Riapre la Peschiera Grande, gioiello del Bosco Vecchio, nella Reggia di Caserta, che torna così a splendere, offrendo un’ulteriore attrattiva per i visitatori che da tutta Italia, e sempre più spesso dall’estero, scelgono di scoprire le meraviglie del territorio campano. Non è solo uno specchio d’acqua, ma un elemento fondamentale del complesso architettonico e paesaggistico della Reggia. La sua riapertura rappresenta un importante passo avanti nella valorizzazione del patrimonio culturale della regione Campania. L’area versava in uno stato di forte degrado, tanto nella componente architettonica e strutturale quanto in quella vegetale. Il restauro ha richiesto un’azione complessiva, capace di tenere insieme acqua, architettura e verde come parti inscindibili di un unico disegno.
Dal recupero dei parapetti e del bauletto in cemento alla sostituzione della pavimentazione in grès con adeguato cotto; dalla sistemazione dei percorsi di fruizione e accesso allo specchio d’acqua alla bonifica del sottobosco; dal ripristino del manto erboso (completato dall’impianto d’irrigazione realizzato secondo il progetto PNRR) agli interventi puntuali sull’isolotto centrale, fino all’inserimento di quattro siepi angolari: ogni fase è stata condotta con attenzione e rispetto dell’identità storica del luogo.
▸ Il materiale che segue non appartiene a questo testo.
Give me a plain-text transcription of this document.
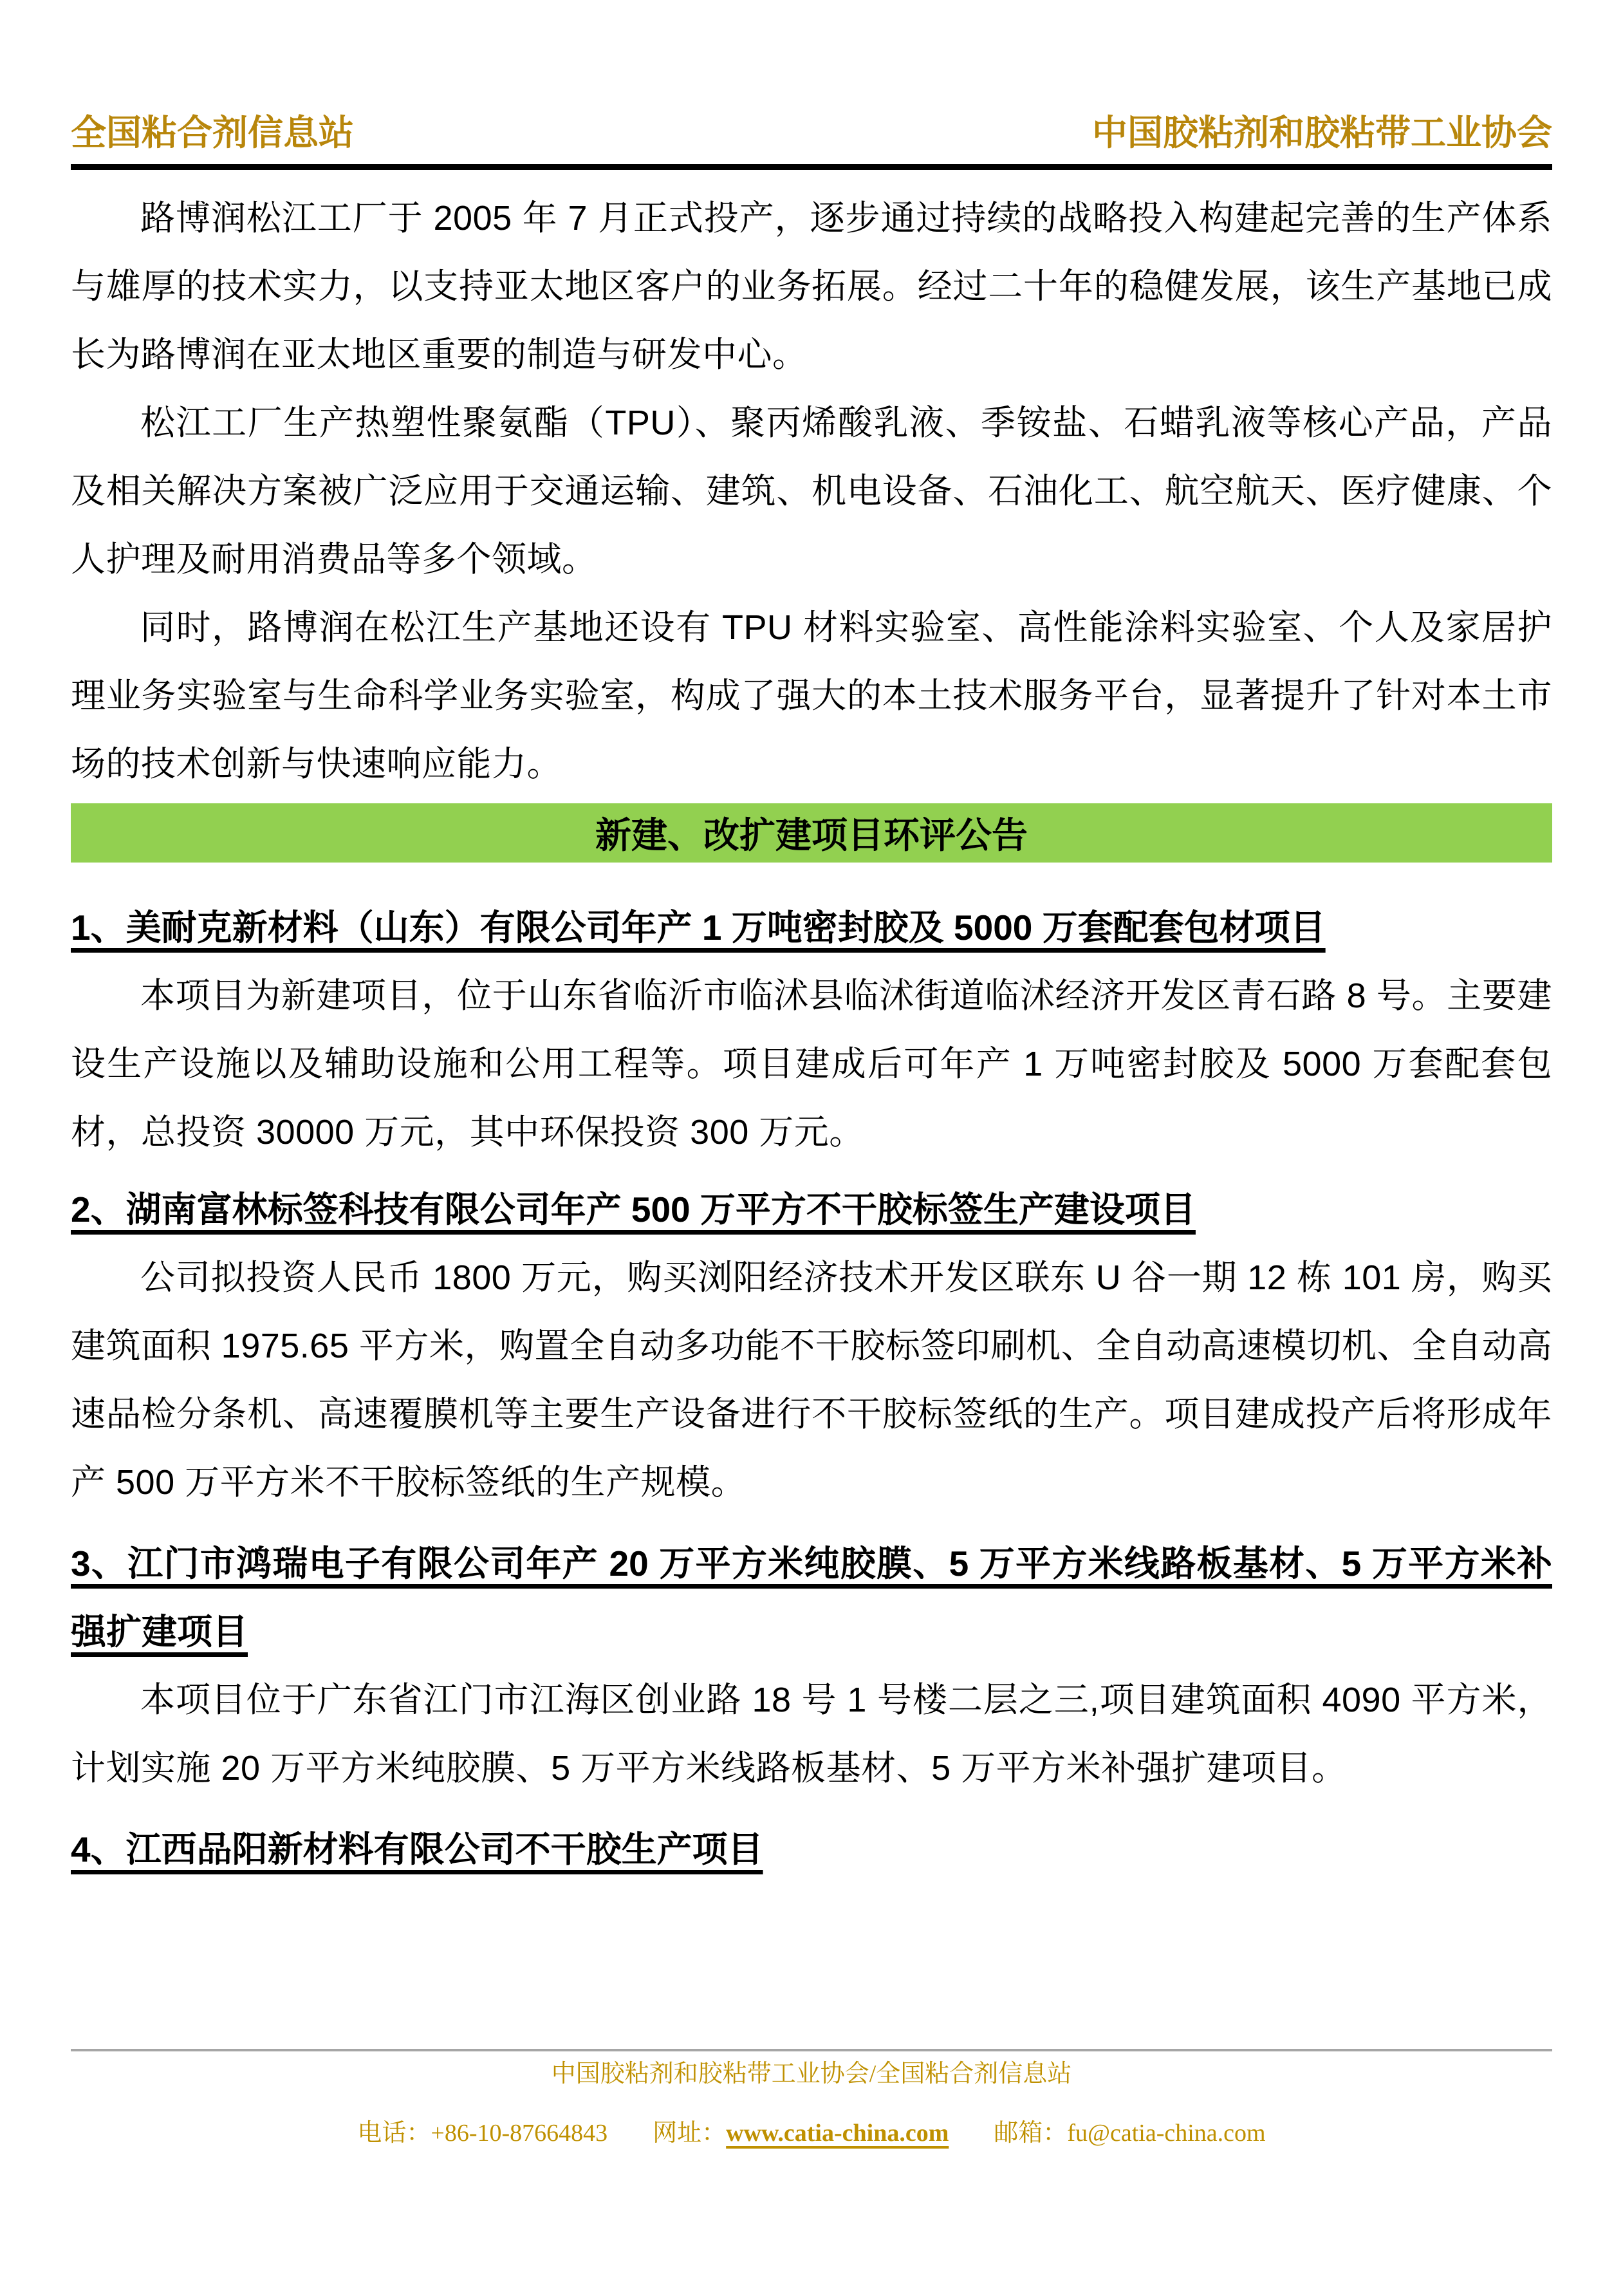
全国粘合剂信息站	中国胶粘剂和胶粘带工业协会

路博润松江工厂于 2005 年 7 月正式投产，逐步通过持续的战略投入构建起完善的生产体系与雄厚的技术实力，以支持亚太地区客户的业务拓展。经过二十年的稳健发展，该生产基地已成长为路博润在亚太地区重要的制造与研发中心。

松江工厂生产热塑性聚氨酯（TPU）、聚丙烯酸乳液、季铵盐、石蜡乳液等核心产品，产品及相关解决方案被广泛应用于交通运输、建筑、机电设备、石油化工、航空航天、医疗健康、个人护理及耐用消费品等多个领域。

同时，路博润在松江生产基地还设有 TPU 材料实验室、高性能涂料实验室、个人及家居护理业务实验室与生命科学业务实验室，构成了强大的本土技术服务平台，显著提升了针对本土市场的技术创新与快速响应能力。

新建、改扩建项目环评公告
1、美耐克新材料（山东）有限公司年产 1 万吨密封胶及 5000 万套配套包材项目

本项目为新建项目，位于山东省临沂市临沭县临沭街道临沭经济开发区青石路 8 号。主要建设生产设施以及辅助设施和公用工程等。项目建成后可年产 1 万吨密封胶及 5000 万套配套包材，总投资 30000 万元，其中环保投资 300 万元。

2、湖南富林标签科技有限公司年产 500 万平方不干胶标签生产建设项目

公司拟投资人民币 1800 万元，购买浏阳经济技术开发区联东 U 谷一期 12 栋 101 房，购买建筑面积 1975.65 平方米，购置全自动多功能不干胶标签印刷机、全自动高速模切机、全自动高速品检分条机、高速覆膜机等主要生产设备进行不干胶标签纸的生产。项目建成投产后将形成年产 500 万平方米不干胶标签纸的生产规模。

3、江门市鸿瑞电子有限公司年产 20 万平方米纯胶膜、5 万平方米线路板基材、5 万平方米补强扩建项目

本项目位于广东省江门市江海区创业路 18 号 1 号楼二层之三,项目建筑面积 4090 平方米，计划实施 20 万平方米纯胶膜、5 万平方米线路板基材、5 万平方米补强扩建项目。

4、江西品阳新材料有限公司不干胶生产项目
中国胶粘剂和胶粘带工业协会/全国粘合剂信息站
电话：+86-10-87664843 网址：www.catia-china.com 邮箱：fu@catia-china.com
Il progetto di restauro della Peschiera grande è stato realizzato grazie al finanziamento dei Fondi Speciali di Sviluppo e Coesione, e ha potuto contare sulla costante disponibilità e collaborazione dei servizi centrali del Ministero della Cultura, in particolare del Servizio V del Segretariato Generale, che ha seguito con attenzione l’avanzamento dell’intervento, contribuendo a creare le condizioni amministrative e operative per il suo completamento. Una sinergia virtuosa tra centro e territorio, capace di trasformare la complessità procedurale in un’occasione di buona amministrazione.
La Peschiera grande, realizzata a partire dal 1762 dall’architetto Francesco Collecini su disegno di Luigi Vanvitelli, si presenta oggi restituita non solo come specchio d’acqua, ma anche come percorso architettonico e paesaggistico. Lo studio del progetto vanvitelliano ha consentito di ridisegnare l’intero tracciato secondo l’idea originaria di Vanvitelli, così come tradotta in opera da Collecini, eliminando deformazioni e superfetazioni e restituendo al luogo la sua geometria, i suoi punti di sosta e la qualità dell’esperienza pensata nel Settecento.